Le 18 juillet 1999, agents en civil et forces de l’ordre ont investi les dortoirs de l’université de Téhéran, bastion des étudiants contestataires. Les violences ont inclus des passages à tabac massifs, saccages et quelque 1 400 arrestations. Des morts et disparitions ont été rapportées. Les autorités ont ensuite taxé ces actes de « complot », intensifiant la répression et instaurant le label sécuritaire préventif.

Les événements de 2009

Après la présidentielle du 12 juin 2009, des manifestations massives ont paralysé Téhéran et d’autres villes. Le 19 juin, Ali Khamenei lança depuis la mosquée : « Si les leaders politiques enfreignent la loi, ils porteront la faute des bains de sang. » Suivit un renforcement des milices Bassidj et des forces de sécurité, avec des dizaines de tués, milliers de détenus et tortures signalées à Kahrizak notamment. Fin 2009, le régime promit d’« éteindre la sédition », officialisant ce terme pour légitimer la coercition.

Les événements de 2019

Le 15 novembre 2019, une flambée des prix du carburant déclencha des protestations nationales. Ali Khamenei aurait ordonné à des responsables sécuritaires : « La République est menacée. Agissez sans retenue. » Bientôt, des tirs à balles réelles se multiplièrent. Amnesty International dénombra au moins 323 morts, Reuters jusqu’à 1 500. Des milliers furent incarcérés, tandis qu’Internet fut coupé à l’échelle nationale, bloquant les témoignages. Khamenei traita les manifestants de « voyous » et de « malfaisants ».

Les événements de 2022

En septembre 2022, la mort en garde à vue de Mahsa Amini embrasa des dizaines de villes. Khamenei parla d’« émeutes » et de « machinations étrangères », louant les Bassidj pour leur fermeté. Des centaines de morts, dont beaucoup d’enfants, furent recensés par des ONG, avec usage de plombs et détentions massives. Des peines sévères et exécutions liées aux troubles suivirent.

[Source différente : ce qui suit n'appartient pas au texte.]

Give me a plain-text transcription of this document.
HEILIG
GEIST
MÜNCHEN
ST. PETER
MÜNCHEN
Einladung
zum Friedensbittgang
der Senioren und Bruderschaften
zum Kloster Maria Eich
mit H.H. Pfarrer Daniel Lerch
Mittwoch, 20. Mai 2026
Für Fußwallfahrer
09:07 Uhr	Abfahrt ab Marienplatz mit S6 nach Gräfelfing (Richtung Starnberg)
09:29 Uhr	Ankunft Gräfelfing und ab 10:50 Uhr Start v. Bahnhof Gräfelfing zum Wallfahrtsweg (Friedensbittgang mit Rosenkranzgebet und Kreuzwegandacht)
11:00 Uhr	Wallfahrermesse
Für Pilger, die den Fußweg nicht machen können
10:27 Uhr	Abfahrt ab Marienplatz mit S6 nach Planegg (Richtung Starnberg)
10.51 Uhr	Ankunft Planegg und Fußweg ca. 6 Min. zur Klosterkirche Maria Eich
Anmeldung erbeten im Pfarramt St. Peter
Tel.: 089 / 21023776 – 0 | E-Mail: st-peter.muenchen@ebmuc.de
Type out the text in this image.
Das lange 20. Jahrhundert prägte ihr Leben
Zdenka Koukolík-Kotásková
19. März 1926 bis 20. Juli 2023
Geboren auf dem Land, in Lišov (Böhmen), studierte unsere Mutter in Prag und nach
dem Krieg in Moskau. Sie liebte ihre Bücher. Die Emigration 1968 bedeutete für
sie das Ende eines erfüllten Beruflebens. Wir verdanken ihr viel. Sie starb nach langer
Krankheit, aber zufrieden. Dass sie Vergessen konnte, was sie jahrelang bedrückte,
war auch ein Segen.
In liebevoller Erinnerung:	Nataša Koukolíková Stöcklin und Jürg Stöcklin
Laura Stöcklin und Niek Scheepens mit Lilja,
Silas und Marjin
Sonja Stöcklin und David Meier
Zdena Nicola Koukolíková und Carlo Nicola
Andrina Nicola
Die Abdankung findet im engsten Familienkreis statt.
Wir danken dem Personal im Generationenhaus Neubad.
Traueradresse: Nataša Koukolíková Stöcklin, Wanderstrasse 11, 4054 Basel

Les événements de 2025-2026

Fin 2025 et début 2026, une crise économique aiguë et une dévaluation monétaire provoquèrent des soulèvements majeurs. Un impressionnant déploiement militaire, des armes lourdes et des pannes d’Internet massives furent observés. Le 9 janvier 2026, Khamenei intima : « Les forces sécuritaires doivent imposer leur autorité sur le terrain. » Le 17 janvier, il pressa : « Le peuple doit écraser les séditieux. » Les bilans de victimes divergent et appellent vérification, mais des rapports d’Amnesty et de l’ONU évoquent des morts en grand nombre, arrestations pléthoriques et une répression pouvant être qualifiée de crimes contre l’humanité.

Synthèse analytique de la première partie

Des soulèvements de 1999, 2009, 2019, 2022 et 2025-2026 émergent des constantes : classification sécuritaire des mouvements ; appels publics du Guide à la fermeté ; mobilisation des Gardiens, Bassidj et police ; tirs réels aux pics de tension ; rafles massives ; blocages Internet récents ; impunité des exécutants.

Ce cycle sur trois décennies révèle un pouvoir hyper-centralisé, irresponsable, où la répression des oppositions est un pilier de la gouvernance. Pourtant, ces exactions de rue ne sont qu’une facette ; les volets judiciaires, carcéraux et les exécutions systématiques en institutionnalisent l’essence.